If the alfalfa winterkill is so severe that the stand will be abandoned, there will still be one upside. It is that nitrogen credit can be taken for a subsequent corn crop, according to Extension Service soil fertility and nutrient management specialist Carrie Laboski.

Provided that the number of alfalfa plants was at least four per square foot going into the winter, the field should be considered as having had a good stand for nitrogen credits, Laboski indicates.

She notes that those credits should also be linked to the soil texture and the amount of alfalfa plant regrowth when a stand is taken out.

In the cases when a first cutting of alfalfa is taken within the approximately the next month, then the stand count after that cutting will dictate the amount of nitrogen credit that can be expected, Laboski cautions.

For red clover lost to winterkill, apply the same standards but the amount of nitrogen credit should be reduced by 20 percent compared to alfalfa, she states.

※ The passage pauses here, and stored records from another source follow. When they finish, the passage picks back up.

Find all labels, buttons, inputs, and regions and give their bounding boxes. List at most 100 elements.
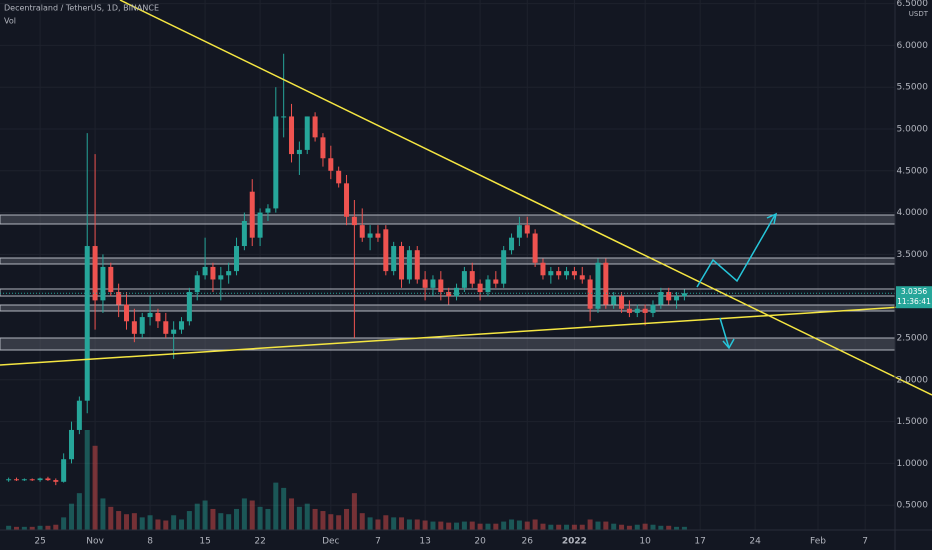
candles [0,53,895,486]
candle-body [344,183,350,217]
volume-bar [556,524,562,530]
candle-body [375,233,381,238]
x-tick-label: 26 [522,537,534,547]
candle-body [642,308,648,313]
volume-bar [108,506,114,530]
candle-body [351,216,357,226]
volume-bar [422,520,428,530]
volume-bar [532,519,538,530]
candle-body [446,292,452,297]
volume-bar [320,511,326,530]
candle-body [658,292,664,305]
candle-body [21,479,27,481]
candle-body [45,478,51,481]
volume-bar [265,508,271,530]
volume-bar [406,519,412,530]
candle-body [564,271,570,276]
volume-bar [367,517,373,530]
candle-body [186,292,192,322]
candle-body [210,266,216,280]
volume-bar [564,524,570,530]
volume-bar [658,525,664,530]
candle-body [84,246,90,401]
candle-body [406,250,412,280]
volume-bar [226,514,232,530]
volume-bar [76,493,82,530]
candle-body [163,321,169,334]
x-tick-label: 7 [862,537,868,547]
candle-body [194,275,200,293]
volume-bar [485,523,491,530]
candle-body [6,479,12,481]
volume-layer [6,430,687,530]
x-tick-label: Feb [810,537,826,547]
volume-bar [634,524,640,530]
y-tick-label: 5.5000 [897,83,929,93]
volume-bar [493,523,499,530]
candle-body [336,170,342,184]
candle-body [226,271,232,276]
volume-bar [344,508,350,530]
volume-bar [454,522,460,530]
volume-bar [194,503,200,530]
candle-body [493,279,499,284]
trend-line [119,0,932,396]
candle-body [399,246,405,280]
candle-body [131,321,137,334]
volume-bar [666,525,672,530]
volume-bar [139,517,145,530]
candle-body [587,279,593,309]
candle-body [124,304,130,322]
candle-body [681,293,687,297]
candle-body [469,271,475,284]
candle-body [29,479,35,481]
candle-body [61,459,67,482]
candle-body [289,116,295,155]
x-tick-label: Nov [86,537,104,547]
candle-body [461,271,467,288]
volume-bar [61,517,67,530]
volume-bar [336,515,342,530]
volume-bar [438,521,444,530]
drawings [0,0,932,396]
volume-bar [548,524,554,530]
volume-bar [579,524,585,530]
candle-body [485,279,491,293]
volume-bar [241,498,247,530]
volume-bar [477,523,483,530]
volume-bar [312,508,318,530]
x-tick-label: 20 [474,537,486,547]
candle-body [595,262,601,309]
candle-body [92,246,98,301]
y-tick-label: 3.5000 [897,250,929,260]
volume-bar [100,498,106,530]
candle-body [179,321,185,330]
volume-bar [37,525,43,530]
candle-body [516,225,522,238]
volume-bar [6,525,12,530]
price-tag-value: 3.0356 [901,287,927,296]
candle-body [139,317,145,334]
candle-body [414,250,420,280]
volume-bar [603,521,609,530]
candle-body [674,296,680,301]
volume-bar [218,513,224,530]
volume-bar [163,520,169,530]
zones [0,214,896,351]
candle-body [241,220,247,247]
currency: USDT [909,10,929,18]
y-tick-label: 4.0000 [897,208,929,218]
candle-body [265,208,271,213]
y-tick-label: 1.5000 [897,417,929,427]
candle-body [603,262,609,305]
candle-body [477,283,483,293]
x-tick-label: 8 [147,537,153,547]
candle-body [14,479,20,481]
candle-body [76,400,82,430]
candle-body [430,279,436,288]
volume-bar [202,500,208,530]
volume-bar [249,500,255,530]
zone [0,257,896,265]
volume-bar [179,519,185,530]
volume-bar [399,517,405,530]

For a more accurate reading on nitrogen availability, take the pre-sidedress nitrate test, Laboski suggests. She notes that the details on that test can be found in chapter 5 of Extension Service publication A2809.

In new seedings of alfalfa, especially if cool and wet conditions continue, pythium will cause seedling blight and death while phythopthora root rot can take out entire stands in just a few days, Extension Service plant pathologist Damon Smith warns.

Smith explains that pythium can strike the seeds or the plant roots or stems at the early stages of growth. It can also damage mature plants by destroying the fine roots, he adds.

With phytophthora, the evidence on mature plants is a stunted, yellowed, or reddish purple appearance or perhaps wilting, Smith notes.

The other tell-tale signs are tan or brown lesions on the taproot and an eventual rotting or collapsing of the taproot, which allows an easy pulling of the plant, he observes.

In a related report based on the Extension Service’s winter wheat plots, small grains specialist Shawn Conley and his support team have identified very strong genetic differences in their winterkill analyses conducted in late April.

He reported that stand losses are minimal at both Lancaster and Janesville.

At the Arlington plot, some wheat varieties had as little as 15 percent plant loss during the winter while others were close to 70 percent mortality.

The plot on Kolbe Seed Farms at Chilton averaged 25 percent stand loss with some varieties having close to 100 percent winterkill.

Because of the slow emergence of the crop from dormancy this year, Conley says it is still too early in some cases to declare that a wheat stand is dead but it is possible to determine if it is alive.

He notes that it is also too early to consider the application of a growth regulator and nitrogen applications should depend on a definitive calculation of stand density.